In chemistry and physics, activation energy is the minimum energy needed to initiate a chemical reaction. Want to roll a ball over a hill? Activation energy is the force necessary to push it to the top, but the amount of energy you want to expend to make that happen is ultimately up to you. The same is true for attaining all types of goals. The neuroscience of resistance shows that the brain forms neural pathways to minimize the activation energy required to make things happen as easily as possible. That might be useful for day-to-day functioning in the status quo, but it can be tough to break those patterns when we want to achieve a goal that falls outside our comfort zone. To make sustainable change, adjust your activation energy to a level your poor, overworked, nervous system can tolerate.

Track your effort, not outcomes

One of the most useful things I’ve ever heard is when my friend’s therapist told her to stop “shoulding” on herself.
Honestly, “I
should get up at a decent time and go to the gym in the morning” or “I should get started on cleaning my filthy house” are terrible motivators, particularly for people with anxiety or who’ve been burned by “failure” before. So do what you can and work from there. For example, instead of beating yourself up because you "should" get started on deep cleaning your house, just wipe down the bathroom counter after you brush your teeth. The instant gratification of a tidy bathroom counter feels good. So good, in fact, that it might motivate you to deal with the toilet while you’re in there. If not, no biggie. You made an effort, and that’s what counts. The point is, tiny actions can give you a sense of accomplishment that creates a platform for change.

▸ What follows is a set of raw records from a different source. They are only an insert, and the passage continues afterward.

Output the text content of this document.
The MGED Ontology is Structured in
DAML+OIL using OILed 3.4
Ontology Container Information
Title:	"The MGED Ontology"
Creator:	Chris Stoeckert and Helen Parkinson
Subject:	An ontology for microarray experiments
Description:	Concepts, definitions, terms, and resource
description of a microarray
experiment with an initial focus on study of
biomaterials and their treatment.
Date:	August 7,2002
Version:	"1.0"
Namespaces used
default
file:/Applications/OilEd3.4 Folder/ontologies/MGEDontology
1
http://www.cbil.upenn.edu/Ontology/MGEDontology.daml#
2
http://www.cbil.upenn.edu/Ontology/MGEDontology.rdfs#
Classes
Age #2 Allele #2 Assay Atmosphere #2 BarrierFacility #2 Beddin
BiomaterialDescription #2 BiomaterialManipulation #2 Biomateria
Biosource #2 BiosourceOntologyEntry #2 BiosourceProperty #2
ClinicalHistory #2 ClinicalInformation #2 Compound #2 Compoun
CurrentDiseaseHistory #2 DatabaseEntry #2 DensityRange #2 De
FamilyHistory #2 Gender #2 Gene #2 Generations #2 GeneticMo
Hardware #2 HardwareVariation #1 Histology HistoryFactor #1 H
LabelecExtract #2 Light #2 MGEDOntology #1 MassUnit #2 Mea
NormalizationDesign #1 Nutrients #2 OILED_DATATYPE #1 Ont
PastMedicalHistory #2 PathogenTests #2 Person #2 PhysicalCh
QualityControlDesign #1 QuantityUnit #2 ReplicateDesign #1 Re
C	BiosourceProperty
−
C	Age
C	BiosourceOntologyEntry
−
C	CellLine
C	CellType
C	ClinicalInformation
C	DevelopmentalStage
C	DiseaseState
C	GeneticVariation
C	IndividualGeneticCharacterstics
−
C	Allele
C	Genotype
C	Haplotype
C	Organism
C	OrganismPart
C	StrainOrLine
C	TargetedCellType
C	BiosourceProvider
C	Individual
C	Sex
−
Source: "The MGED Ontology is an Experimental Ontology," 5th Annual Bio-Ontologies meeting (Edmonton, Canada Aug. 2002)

Self-compassion before discipline

I think everyone can agree that “no pain, no gain” might work when we’ve got a personal trainer with a pitchfork to our backs, but it’s a highly ineffective concept in every single other scenario. We don’t become disciplined by punishing ourselves. We cultivate discipline by feeling safe enough to try again. Self-compassion shouldn’t be used as a reward for success. It’s non-negotiable for real, lasting change.


Wrapping up with some questions to ponder

I hope this all makes sense. If not, it might help to frame your goals and motivations around a question. No pressure, just a few things to consider. Answer in your own time:

What helped me survive last year? (Even if it wasn’t pretty)
What am I tired of forcing myself to do?
Where do I want less pressure — not more effort?
What would “enough” look like this year?
What parts of myself do I want to protect?

Remember–you don’t need to reinvent yourself to make headway. Bring your whole, beautiful, imperfect self into this year and let change happen at your own pace. Thanks for reading, and may your New Year be filled with champagne (if you indulge) and success!